Mas a telemedicina não pode ficar restrita ao tempo da pandemia da Covid-19! Não podemos retroceder. Precisamos construir o caminho para o cenário pós-pandemia. Por certo, isso deve ser feito utilizando-se como referência a experiência e as soluções geradas na pandemia, mas construindo um arcabouço legislativo permanente e, mais importante, adequado. Para tal, é preciso a superação de qualquer resistência, por meio do diálogo e de uma construção coletiva.

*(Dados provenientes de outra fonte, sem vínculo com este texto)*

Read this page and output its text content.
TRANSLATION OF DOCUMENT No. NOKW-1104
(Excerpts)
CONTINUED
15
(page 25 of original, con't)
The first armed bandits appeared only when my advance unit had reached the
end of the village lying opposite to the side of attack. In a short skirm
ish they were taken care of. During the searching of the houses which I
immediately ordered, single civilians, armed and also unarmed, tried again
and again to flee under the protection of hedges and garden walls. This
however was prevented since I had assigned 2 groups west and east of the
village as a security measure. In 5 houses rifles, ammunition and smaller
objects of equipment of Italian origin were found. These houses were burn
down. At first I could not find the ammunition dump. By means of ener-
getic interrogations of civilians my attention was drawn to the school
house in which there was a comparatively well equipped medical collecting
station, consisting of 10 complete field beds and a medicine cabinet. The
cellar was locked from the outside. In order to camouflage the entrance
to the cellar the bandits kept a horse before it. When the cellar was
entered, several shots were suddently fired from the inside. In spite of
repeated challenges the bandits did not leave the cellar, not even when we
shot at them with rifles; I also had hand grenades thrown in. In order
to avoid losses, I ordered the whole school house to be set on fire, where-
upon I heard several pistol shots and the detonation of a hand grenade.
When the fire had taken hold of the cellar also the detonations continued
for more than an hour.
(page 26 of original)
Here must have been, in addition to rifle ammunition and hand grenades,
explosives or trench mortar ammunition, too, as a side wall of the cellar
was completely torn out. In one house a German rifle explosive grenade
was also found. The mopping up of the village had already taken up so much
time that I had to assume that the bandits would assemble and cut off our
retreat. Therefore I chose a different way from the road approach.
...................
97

Nesse sentido, considero a criação da Frente Parlamentar Mista de Telessaúde, em novembro de 2020, um importante marco da luta pela democratização do acesso à saúde. A missão da Frente é garantir a busca de políticas públicas baseadas na melhor evidência disponível, na utilização racional de recursos e fazendo uso das benesses da revolução digital e tecnológica, para transformar o direito à saúde em uma realidade concreta para a população brasileira e não somente em mero direito abstrato. Para chegarmos lá e estabelecermos a telessaúde como modalidade permanente no Brasil, por meio de Lei específica, estamos discutindo bastante os temas relacionados com as tecnologias e inovação na área da saúde; buscando respaldo e dados técnicos para auxiliar no esclarecimento e na educação da população sobre os benefícios da telessaúde; e, principalmente, mantendo o diálogo constante com as principais entidades profissionais da área de saúde.

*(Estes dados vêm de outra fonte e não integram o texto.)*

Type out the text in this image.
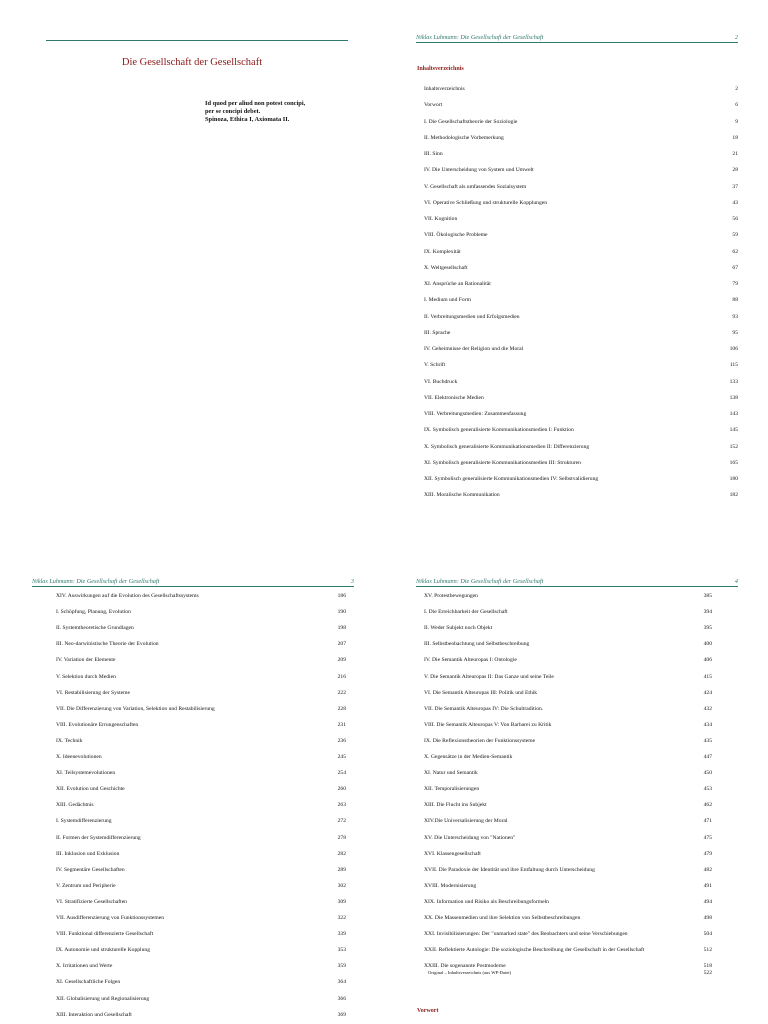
Die Gesellschaft der Gesellschaft
Id quod per aliud non potest concipi,
per se concipi debet.
Spinoza, Ethica I, Axiomata II.
Niklas Luhmann: Die Gesellschaft der Gesellschaft	2
Inhaltsverzeichnis
Inhaltsverzeichnis	2
Vorwort	6
I. Die Gesellschaftstheorie der Soziologie	9
II. Methodologische Vorbemerkung	18
III. Sinn	21
IV. Die Unterscheidung von System und Umwelt	28
V. Gesellschaft als umfassendes Sozialsystem	37
VI. Operative Schließung und strukturelle Kopplungen	43
VII. Kognition	56
VIII. Ökologische Probleme	59
IX. Komplexität	62
X. Weltgesellschaft	67
XI. Ansprüche an Rationalität	79
I. Medium und Form	88
II. Verbreitungsmedien und Erfolgsmedien	93
III. Sprache	95
IV. Geheimnisse der Religion und die Moral	106
V. Schrift	115
VI. Buchdruck	133
VII. Elektronische Medien	138
VIII. Verbreitungsmedien: Zusammenfassung	143
IX. Symbolisch generalisierte Kommunikationsmedien I: Funktion	145
X. Symbolisch generalisierte Kommunikationsmedien II: Differenzierung	152
XI. Symbolisch generalisierte Kommunikationsmedien III: Strukturen	165
XII. Symbolisch generalisierte Kommunikationsmedien IV: Selbstvalidierung	180
XIII. Moralische Kommunikation	182
Niklas Luhmann: Die Gesellschaft der Gesellschaft	3
XIV. Auswirkungen auf die Evolution des Gesellschaftssystems	186
I. Schöpfung, Planung, Evolution	190
II. Systemtheoretische Grundlagen	198
III. Neo-darwinistische Theorie der Evolution	207
IV. Variation der Elemente	209
V. Selektion durch Medien	216
VI. Restabilisierung der Systeme	222
VII. Die Differenzierung von Variation, Selektion und Restabilisierung	228
VIII. Evolutionäre Errungenschaften	231
IX. Technik	236
X. Ideenevolutionen	245
XI. Teilsystemevolutionen	254
XII. Evolution und Geschichte	260
XIII. Gedächtnis	263
I. Systemdifferenzierung	272
II. Formen der Systemdifferenzierung	278
III. Inklusion und Exklusion	282
IV. Segmentäre Gesellschaften	289
V. Zentrum und Peripherie	302
VI. Stratifizierte Gesellschaften	309
VII. Ausdifferenzierung von Funktionssystemen	322
VIII. Funktional differenzierte Gesellschaft	339
IX. Autonomie und strukturelle Kopplung	353
X. Irritationen und Werte	359
XI. Gesellschaftliche Folgen	364
XII. Globalisierung und Regionalisierung	366
XIII. Interaktion und Gesellschaft	369
Niklas Luhmann: Die Gesellschaft der Gesellschaft	4
XV. Protestbewegungen	385
I. Die Erreichbarkeit der Gesellschaft	394
II. Weder Subjekt noch Objekt	395
III. Selbstbeobachtung und Selbstbeschreibung	400
IV. Die Semantik Alteuropas I: Ontologie	406
V. Die Semantik Alteuropas II: Das Ganze und seine Teile	415
VI. Die Semantik Alteuropas III: Politik und Ethik	424
VII. Die Semantik Alteuropas IV: Die Schultradition.	432
VIII. Die Semantik Alteuropas V: Von Barbarei zu Kritik	434
IX. Die Reflexionstheorien der Funktionssysteme	435
X. Gegensätze in der Medien-Semantik	447
XI. Natur und Semantik	450
XII. Temporalisierungen	453
XIII. Die Flucht ins Subjekt	462
XIV.Die Universalisierung der Moral	471
XV. Die Unterscheidung von "Nationen"	475
XVI. Klassengesellschaft	479
XVII. Die Paradoxie der Identität und ihre Entfaltung durch Unterscheidung	482
XVIII. Modernisierung	491
XIX. Information und Risiko als Beschreibungsformeln	494
XX. Die Massenmedien und ihre Selektion von Selbstbeschreibungen	498
XXI. Invisibilisierungen: Der "unmarked state" des Beobachters und seine Verschiebungen	504
XXII. Reflektierte Autologie: Die soziologische Beschreibung der Gesellschaft in der Gesellschaft	512
XXIII. Die sogenannte Postmoderne	518
Original – Inhaltsverzeichnis (aus WP-Datei)	522
Vorwort
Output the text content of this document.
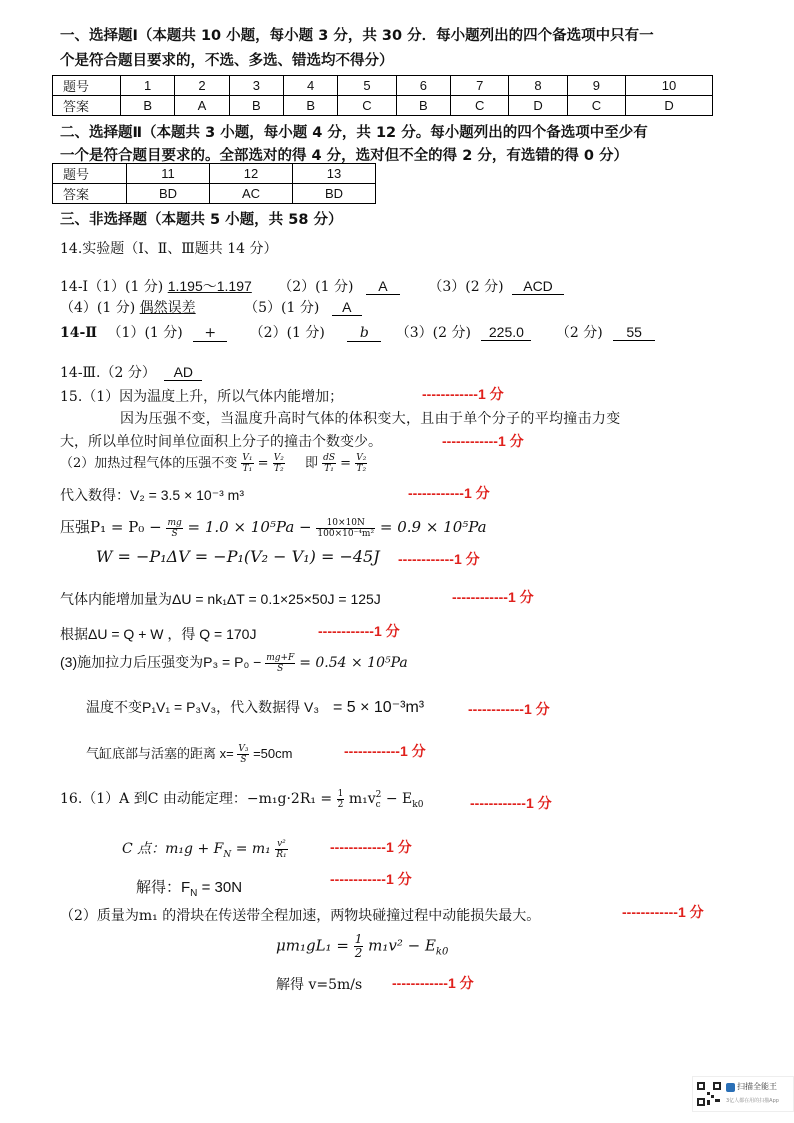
一、选择题Ⅰ（本题共 10 小题，每小题 3 分，共 30 分．每小题列出的四个备选项中只有一
个是符合题目要求的，不选、多选、错选均不得分）
题号	1	2	3	4	5	6	7	8	9	10
答案	B	A	B	B	C	B	C	D	C	D
二、选择题Ⅱ（本题共 3 小题，每小题 4 分，共 12 分。每小题列出的四个备选项中至少有
一个是符合题目要求的。全部选对的得 4 分，选对但不全的得 2 分，有选错的得 0 分）
题号	11	12	13
答案	BD	AC	BD
三、非选择题（本题共 5 小题，共 58 分）
14.实验题（Ⅰ、Ⅱ、Ⅲ题共 14 分）
14-Ⅰ（1）(1 分) 1.195～1.197 （2）(1 分) A	（3）(2 分) ACD
（4）(1 分) 偶然误差	（5）(1 分) A
14-Ⅱ （1）(1 分) + （2）(1 分) b （3）(2 分) 225.0 （2 分) 55
14-Ⅲ.（2 分） AD
15.（1）因为温度上升，所以气体内能增加；	------------1 分
因为压强不变，当温度升高时气体的体积变大，且由于单个分子的平均撞击力变
大，所以单位时间单位面积上分子的撞击个数变少。	------------1 分
（2）加热过程气体的压强不变 $\frac{\text{V₁}}{\text{T₁}} = \frac{\text{V₂}}{\text{T₂}}$ 即 $\frac{dS}{\text{T₁}} = \frac{\text{V₂}}{\text{T₂}}$
代入数得：V₂ = 3.5 × 10⁻³ m³	------------1 分
压强$P_1 = P_0 - \frac{mg}{S} = 1.0 \times 10^5Pa - \frac{10\times 10N}{\text{100×10⁻⁴m²}} = 0.9 \times 10^5Pa$
W = −P₁ΔV = −P₁(V₂ − V₁) = −45J ------------1 分
气体内能增加量为ΔU = nk₁ΔT = 0.1×25×50J = 125J	------------1 分
根据ΔU = Q + W ，得 Q = 170J	------------1 分
(3)施加拉力后压强变为$P_3 = P_0 - \frac{mg+F}{S} = 0.54 \times 10^5Pa$
温度不变P₁V₁ = P₃V₃，代入数据得 V₃ = 5 × 10⁻³m³	------------1 分
气缸底部与活塞的距离 $x= \frac{\text{V₃}}{S} =50cm$	------------1 分
16.（1）A 到C 由动能定理：$-m_1g\cdot 2R_1 = \frac{1}{2} m_1v_c^2 - E_{k0}$	------------1 分
C 点：$m_1g + F_N = m_1 \frac{\text{v²}}{\text{R₁}}$	------------1 分
解得：$F_N = 30N$	------------1 分
（2）质量为m₁ 的滑块在传送带全程加速，两物块碰撞过程中动能损失最大。	------------1 分
$\mu m_1gL_1 = \frac{1}{2} m_1v^2 - E_{k0}$
解得 v=5m/s ------------1 分
扫描全能王
3亿人都在用的扫描App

O diálogo aberto e respeitoso com os principais protagonistas da saúde é estruturante neste processo. A Frente tem feito reuniões com o Conselho Federal de Medicina (CFM) e outros conselhos profissionais, Associação Médica Brasileira, Agência Nacional de Saúde Suplementar, operadoras de planos de saúde, Ministério da Saúde . Também iniciou uma série de audiências públicas para discutir temas importantes como disponibilidade de estrutura mínima, primeira consulta, remuneração, territorialidade, sigilo e segurança digital, fraudes, treinamento e formação de capital humano, entre outros.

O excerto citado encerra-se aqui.